Compte courant. Validité de l'extourne d'un crédit. Lorsque le client d'une banque n'a pas contesté l'avis d'extourne d'un crédit dans le délai contractuel, choisissant dans un premier temps de ne pas s'en prendre à la banque et d'entreprendre des démarches auprès d'un autre protagoniste de l'affaire pour obtenir le remboursement du montant extourné, il convient d'admettre que ce client a accepté l'extourne par acte concluant et a ainsi conclu avec la banque un contrat de reconnaissance de dette négative. En l'espèce, il a été considéré que ce contrat n'était pas affecté d'un vice du consentement (consid. 2).

Regesto (it):

Conto corrente. Validità dello storno di un credito. Se il cliente di una banca ha omesso di contestare l'avviso di storno entro il termine contrattuale, avendo scelto - in un primo tempo - di non chiedere ad essa bensì ad un'altra parte coinvolta nell'affare il rimborso dell'importo stornato, si deve ritenere ch'egli ha accettato lo storno mediante atti concludenti, stipulando contestualmente un riconoscimento di debito negativo con la banca. In concreto si è giunti alla conclusione che questo contratto non è affetto da un vizio di volontà (consid. 2).

Sachverhalt ab Seite 148

BGE 127 III 147 S. 148

A.- a) B. S.A., devenue par la suite A. S.A., pratique le commerce des cigarettes et fournit notamment D. dont le siège est à Dubai (Emirats Arabes Unis). Pour le paiement de la marchandise, D. donnait un ordre à sa banque, C., à Dubai, qui le transmettait à sa banque correspondante, E., à New York, laquelle créditait un compte du groupe X., à New York, les fonds étant ensuite portés au crédit du compte courant no 719.100.82.1 de B. S.A. ouvert auprès de la succursale genevoise de X. S.A. Ce compte courant était soumis aux conditions générales de la banque, qui prévoyaient à l'art. 7 ce qui suit: "Toute réclamation du client relative à l'exécution ou à l'inexécution d'un ordre ainsi qu'à l'encontre d'autres communications de la banque doit être présentée à réception de l'avis correspondant ou au plus tard dans le délai fixé par la banque (...). Les contestations concernant les relevés de compte et de dépôts doivent être présentées dans le délai d'un mois. Ce délai écoulé, les relevés sont considérés comme approuvés. L'approbation expresse ou tacite du relevé de compte emporte celle de tous les articles qui y figurent ainsi que des réserves éventuelles de la banque". L'art. 14 desdites conditions générales déclarait le droit suisse applicable et fixait le for au siège de la banque ou au lieu de la succursale traitant avec le client.
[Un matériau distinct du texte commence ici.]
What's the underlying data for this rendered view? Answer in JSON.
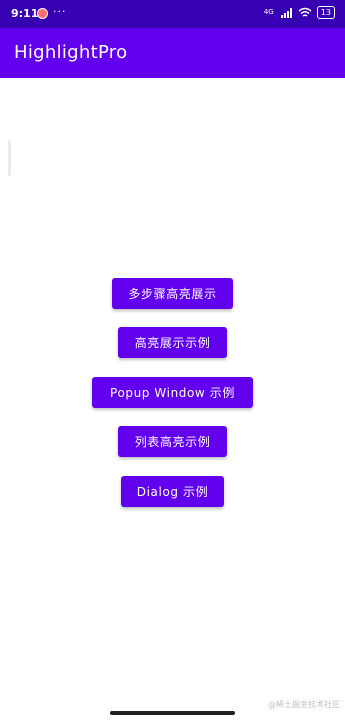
{
  "status_bar": {
    "time": "9:11",
    "more": "···",
    "network": "4G",
    "battery": "13"
  },
  "app_bar": {
    "title": "HighlightPro"
  },
  "buttons": {
    "multi_step": "多步骤高亮展示",
    "highlight_example": "高亮展示示例",
    "popup_window": "Popup Window 示例",
    "list_highlight": "列表高亮示例",
    "dialog": "Dialog 示例"
  },
  "watermark": "@稀土掘金技术社区",
  "colors": {
    "primary": "#6200ee",
    "primary_dark": "#3700b3",
    "on_primary": "#ffffff",
    "background": "#ffffff"
  }
}
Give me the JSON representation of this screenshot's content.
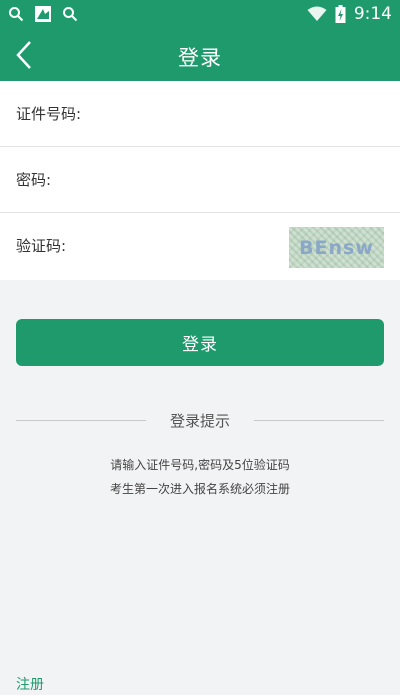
{
  "status_bar": {
    "time": "9:14",
    "icons": [
      "search-icon",
      "app-icon",
      "search-icon",
      "wifi-icon",
      "battery-icon"
    ]
  },
  "header": {
    "title": "登录",
    "back_icon": "chevron-left-icon"
  },
  "form": {
    "id_number_label": "证件号码:",
    "id_number_value": "",
    "password_label": "密码:",
    "password_value": "",
    "captcha_label": "验证码:",
    "captcha_value": "",
    "captcha_image_text": "BEnsw"
  },
  "login_button": {
    "label": "登录"
  },
  "hint": {
    "title": "登录提示",
    "line1": "请输入证件号码,密码及5位验证码",
    "line2": "考生第一次进入报名系统必须注册"
  },
  "footer": {
    "register_label": "注册"
  },
  "colors": {
    "primary": "#1f9a6c",
    "background": "#f2f3f5"
  }
}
B. S.A. étant un important client de X. S.A., il avait été convenu qu'elle devait percevoir des intérêts sur les montants virés en sa faveur dès réception des fonds par X. à New York. Par le système électronique Infaccount, A. S.A. pouvait connaître en tout temps l'état de son compte. b) Le 4 juillet 1991, C. à Dubai, agissant sur mandat de D., a envoyé à E. un ordre électronique de payer, valeur 5 juillet 1991, 6 600 000 US$ à X. à New York, par le débit du compte de C. auprès de E. Le même jour, C. a fait parvenir à X. S.A. à Zurich un ordre de transfert télégraphique, priant ladite banque de créditer, valeur 5 juillet 1991, le compte de B. S.A. à Genève, précisant "avoir
BGE 127 III 147 S. 149

crédité" du montant en question le compte de X. à New York, également valeur 5 juillet 1991. Toujours en date du 4 juillet 1991 - jour férié aux Etats-Unis d'Amérique -, X. S.A., se fiant à l'arrivée des fonds à X. à New York, a crédité le compte de B. S.A., valeur 5 juillet 1991, puis a établi et expédié à B. S.A. un avis de crédit ordinaire, sans condition ni réserve, valeur à la même date. Le 5 juillet 1991, les avoirs de C. ont été bloqués dans le monde entier, suite au retrait de l'autorisation de pratiquer accordée à cette banque. E. a décidé de ne pas exécuter l'ordre donné par C. en faveur du groupe S., alors même que cet ordre était antérieur au blocage et que le compte de C. auprès de E. était suffisamment provisionné. Le 8 juillet 1991, X. S.A. a pris connaissance de cette situation tout à fait exceptionnelle et a informé par téléphone B. S.A. que le crédit devait malheureusement être extourné. Le lendemain, X. S.A. a procédé à l'extourne sur le compte de B. S.A., valeur 5 juillet 1991. Le 9 juillet 1991, X. S.A. a adressé à B. S.A. un avis de débit portant sur 6'600'000 US$ valeur 5 juillet 1991 avec la mention "extourne de notre écriture du 5 juillet 1991". Ce débit figure également sur le relevé mensuel de compte au 31 juillet 1991 et sur les relevés trimestriels au 30 juin 1991 et au 30 septembre 1991. Il n'est pas prouvé que B. S.A. ait protesté ou émis des réserves. Pour obtenir la livraison de B. S.A., D. lui a versé à nouveau la somme de 6'600'000 US$. D. a produit une créance de 6'600'000 US$ dans la liquidation de C., recevant des liquidateurs au total 3 044 537,64 US$. A la suite d'un avis de droit donné par son actuel avocat, B. S.A. a réclamé à X. S.A., par lettre du 29 juillet 1997, le remboursement du montant extourné, faisant valoir que l'extourne n'était pas justifiée.
B.- Le 9 février 1998, B. S.A. a déposé devant les tribunaux genevois une demande en paiement dirigée contre X. S.A., concluant en dernier lieu au versement de 3'555'462,36 US$ plus intérêts. Par jugement du 27 janvier 2000, le Tribunal de première instance de Genève, après avoir constaté que B. S.A. était devenue A. S.A., a débouté cette dernière de toutes ses conclusions. Statuant sur appel de la demanderesse par arrêt du 6 septembre 2000, la Chambre civile de la Cour de justice genevoise a au contraire condamné X. S.A. à payer à A. S.A. 3'555'462,36 US$ avec intérêts.
C.- X. S.A. recourt en réforme au Tribunal fédéral. Elle conclut principalement au rejet de la demande. Le Tribunal fédéral admet le recours.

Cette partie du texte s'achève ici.